The Board asked staff to put an item on an upcoming agenda to discuss the County’s finances. But since this Board has shown no sense of urgency, has a very limited understanding of their own budget, and since nobody objected to Gjerde’s observation that each $1 million savings translates to about ten layoffs, and if history is any guide, the finance discussion won’t be soon, won’t be very productive, and won’t include a discussion of true reserves, tax defaults and tax collection delays, the sale of under-used County properties, or office hour cut backs as were imposed by the hated former CEO Carmel Angelo back during the Great Recession.

Meanwhile, the County employees and their reps have backed off their strike threats and seem content to tread water as inflation erodes their real earnings.

* * *

GOVERNOR GAVIN NEWSOM was on ‘60 Minutes’ last Sunday touting his new “CARE court” idea. The segment included lots of pictures and film of sad homeless tents lining city streets, implying that CARE courts will do something about that obvious problem. 

The entire discussion reminded us of Mendo’s Measure B campaign years ago when the voters were told that if they gave tens of millions of additional sales tax dollars to the Mental Health people there would be a noticeable decrease in wandering nut cases on the streets. 

Instead, none — zero — of those tens of millions have even gone to “treatment,” much less to the people the voters expected to be helped. Instead all the money has been soaked up by grossly overpriced facilities and the expensive consultants who designed them.

Under the CARE courts at the end of next year, California’s 58 counties will be required to set up new mental health court systems to “address the needs of people with severe mental illness who often languish on the streets.” 

Under the state’s timeline, seven counties will have to establish their new courts by Oct. 1, 2023, followed by the remaining 51 counties by December 2024. The pilot counties are San Francisco, San Diego, Orange, Riverside, Stanislaus, Tuolumne and Glenn.

Theoretically, the CARE courts allow family, close friends, first responders and behavioral health workers to submit a petition to the court, signed under penalty of perjury, on behalf of a person with untreated “schizophrenia spectrum” or other “serious” psychotic disorders” that shows why they qualify for CARE Court. 

But…

The only rural county on the October 1 deadline list, Glenn County, isn’t anywhere near being ready by October 1. Their webpage on CARE Court simply says, “Glenn County Community Assistance, Recovery, and Empowerment (CARE) Court Program. A new civil court process designed to link individuals who have specific [sic] mental health diagnoses to county behavioral health services, under the oversight of a judge, for up to 24 consecutive months. Includes a clinically-indicated, individualized treatment plan, with supportive services and a dedicated team. Meant as a diversion process to prevent conservatorship or incarceration.” And, “CARE Court Is NOT criminal court; Does NOT include persons with any/all mental health conditions; and is NOT a solution for homelessness.”

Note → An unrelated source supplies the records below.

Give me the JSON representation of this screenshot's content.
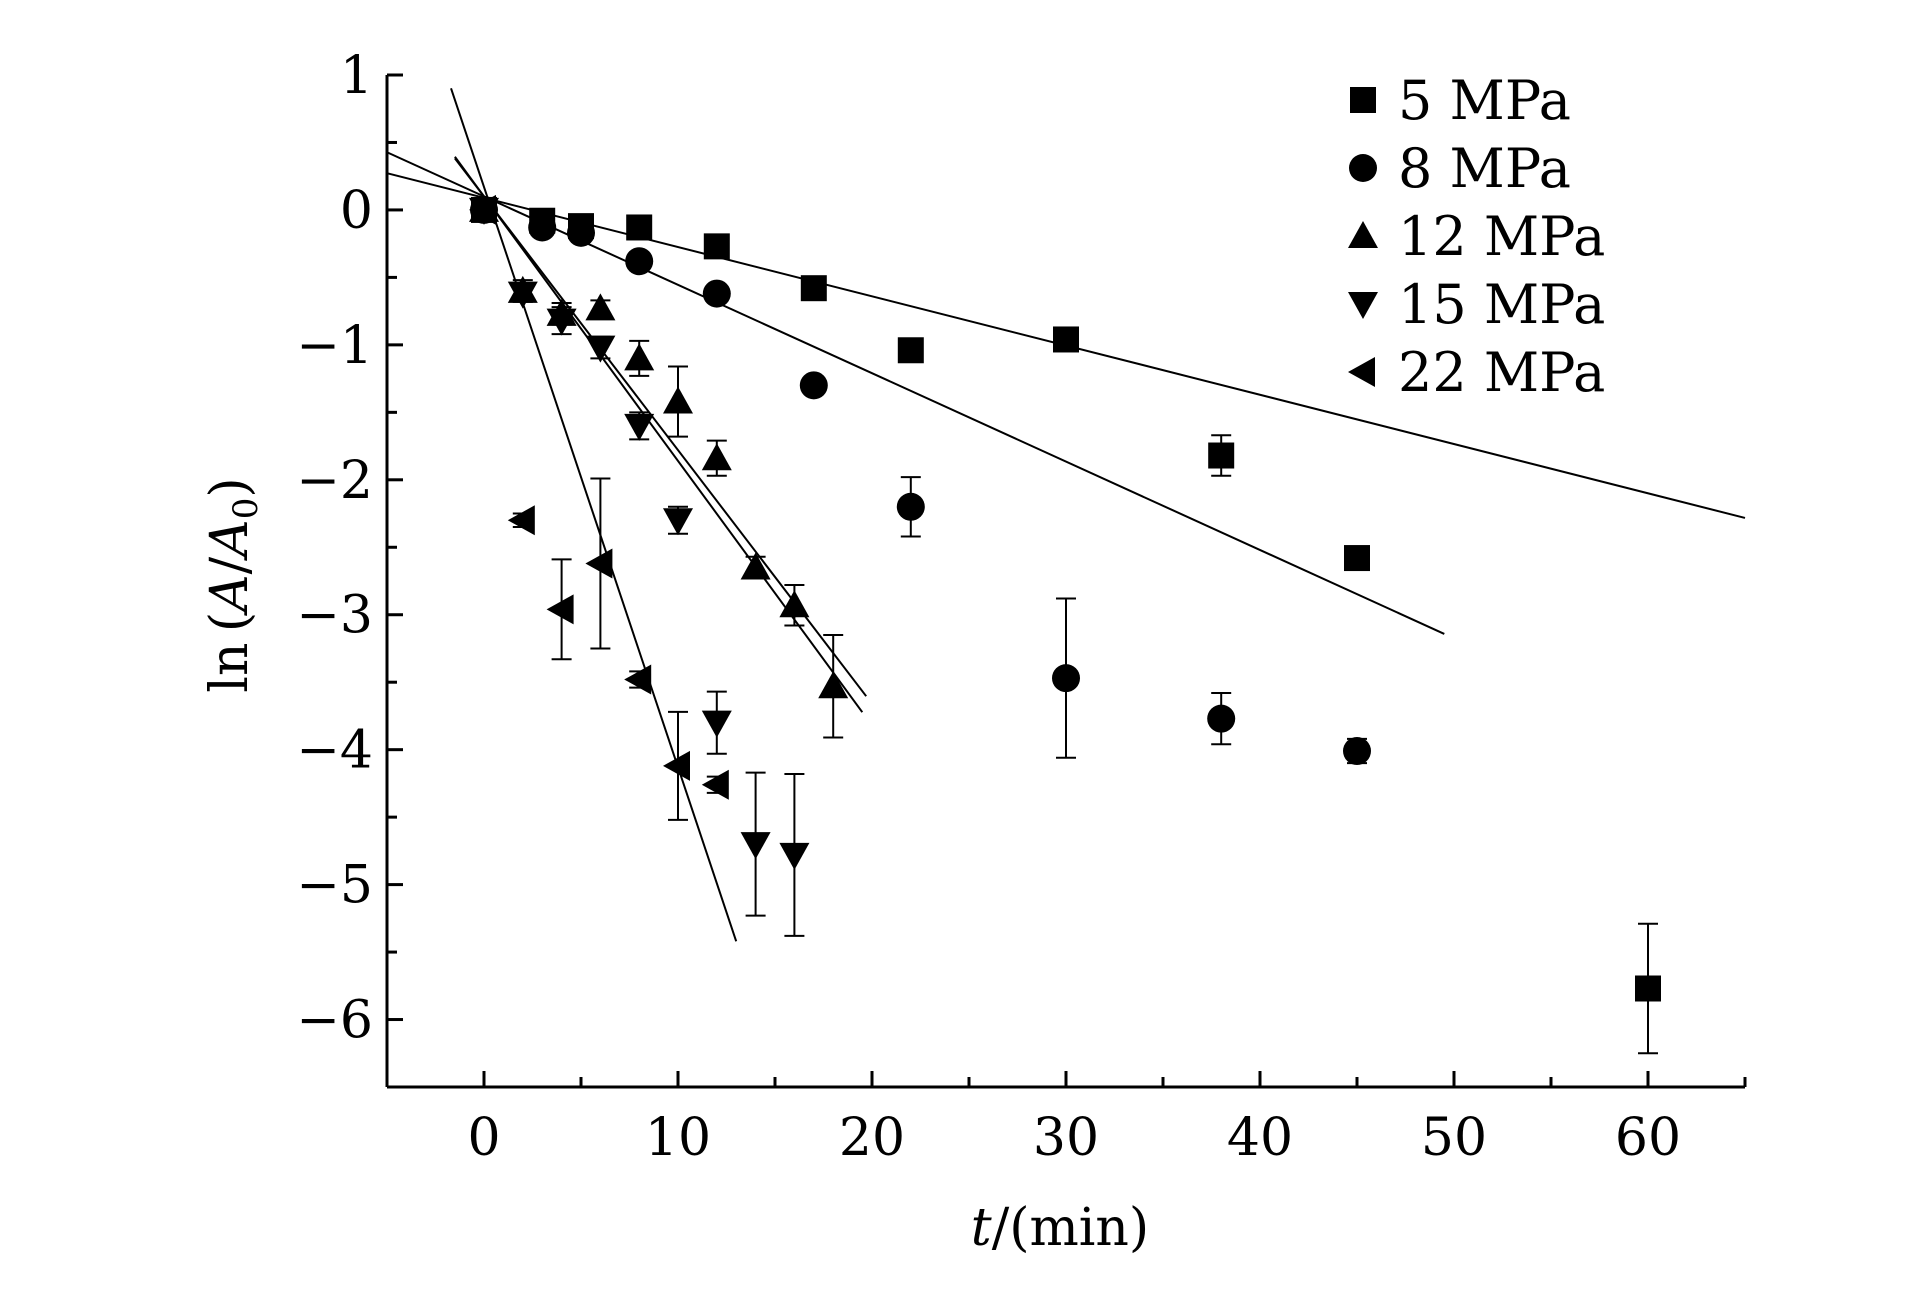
{
  "chart_data": {
    "type": "scatter",
    "title": "",
    "xlabel": {
      "italic": "t",
      "rest": "/(min)"
    },
    "ylabel": {
      "pre": "ln (",
      "A1": "A",
      "slash": "/",
      "A2": "A",
      "sub": "0",
      "post": ")"
    },
    "xlim": [
      -5,
      65
    ],
    "ylim": [
      -6.5,
      1
    ],
    "x_ticks": [
      0,
      10,
      20,
      30,
      40,
      50,
      60
    ],
    "y_ticks": [
      1,
      0,
      -1,
      -2,
      -3,
      -4,
      -5,
      -6
    ],
    "x_tick_labels": [
      "0",
      "10",
      "20",
      "30",
      "40",
      "50",
      "60"
    ],
    "y_tick_labels": [
      "1",
      "0",
      "−1",
      "−2",
      "−3",
      "−4",
      "−5",
      "−6"
    ],
    "legend_position": "top-right",
    "grid": false,
    "series": [
      {
        "name": "5 MPa",
        "marker": "square",
        "x": [
          0,
          3,
          5,
          8,
          12,
          17,
          22,
          30,
          38,
          45,
          60
        ],
        "y": [
          0,
          -0.08,
          -0.12,
          -0.13,
          -0.27,
          -0.58,
          -1.04,
          -0.96,
          -1.82,
          -2.58,
          -5.77
        ],
        "err": [
          0.05,
          0.05,
          0.04,
          0.04,
          0.05,
          0.06,
          0.05,
          0.04,
          0.15,
          0.06,
          0.48
        ],
        "fit": {
          "slope": -0.0365,
          "intercept": 0.09,
          "x_range": [
            -5,
            65
          ]
        }
      },
      {
        "name": "8 MPa",
        "marker": "circle",
        "x": [
          0,
          3,
          5,
          8,
          12,
          17,
          22,
          30,
          38,
          45
        ],
        "y": [
          0,
          -0.13,
          -0.17,
          -0.38,
          -0.62,
          -1.3,
          -2.2,
          -3.47,
          -3.77,
          -4.01
        ],
        "err": [
          0.05,
          0.05,
          0.06,
          0.05,
          0.06,
          0.05,
          0.22,
          0.59,
          0.19,
          0.09
        ],
        "fit": {
          "slope": -0.0655,
          "intercept": 0.1,
          "x_range": [
            -5,
            49.5
          ]
        }
      },
      {
        "name": "12 MPa",
        "marker": "triangle-up",
        "x": [
          0,
          2,
          4,
          6,
          8,
          10,
          12,
          14,
          16,
          18
        ],
        "y": [
          0,
          -0.6,
          -0.77,
          -0.73,
          -1.1,
          -1.42,
          -1.84,
          -2.65,
          -2.93,
          -3.53
        ],
        "err": [
          0.05,
          0.08,
          0.08,
          0.06,
          0.13,
          0.26,
          0.13,
          0.08,
          0.15,
          0.38
        ],
        "fit": {
          "slope": -0.188,
          "intercept": 0.1,
          "x_range": [
            -1.5,
            19.7
          ]
        }
      },
      {
        "name": "15 MPa",
        "marker": "triangle-down",
        "x": [
          0,
          2,
          4,
          6,
          8,
          10,
          12,
          14,
          16
        ],
        "y": [
          0,
          -0.62,
          -0.82,
          -1.02,
          -1.6,
          -2.3,
          -3.8,
          -4.7,
          -4.78
        ],
        "err": [
          0.05,
          0.06,
          0.1,
          0.08,
          0.1,
          0.1,
          0.23,
          0.53,
          0.6
        ],
        "fit": {
          "slope": -0.196,
          "intercept": 0.1,
          "x_range": [
            -1.5,
            19.5
          ]
        }
      },
      {
        "name": "22 MPa",
        "marker": "triangle-left",
        "x": [
          0,
          2,
          4,
          6,
          8,
          10,
          12
        ],
        "y": [
          0,
          -2.3,
          -2.96,
          -2.62,
          -3.48,
          -4.12,
          -4.26
        ],
        "err": [
          0.05,
          0.05,
          0.37,
          0.63,
          0.06,
          0.4,
          0.06
        ],
        "fit": {
          "slope": -0.43,
          "intercept": 0.17,
          "x_range": [
            -1.7,
            13.0
          ]
        }
      }
    ]
  }
}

A recent CalMatters report on the subject was entitled: “Families have high hopes for Gavin Newsom’s CARE Courts. Providers want to lower expectations.”

Will people who need it get help? “Unless that loved one has a medical diagnosis specific to schizophrenia or some other serious psychotic disorders, the answer was probably not.”

“In reality,” the Director of San Diego’s Behavioral Health Services said, “it’s actually going to be a pretty small program. It’s not going to be this thing that dramatically changes homelessness.”

But it will pump another big pile of cash to the mental health/government bureaucrat industrial complex.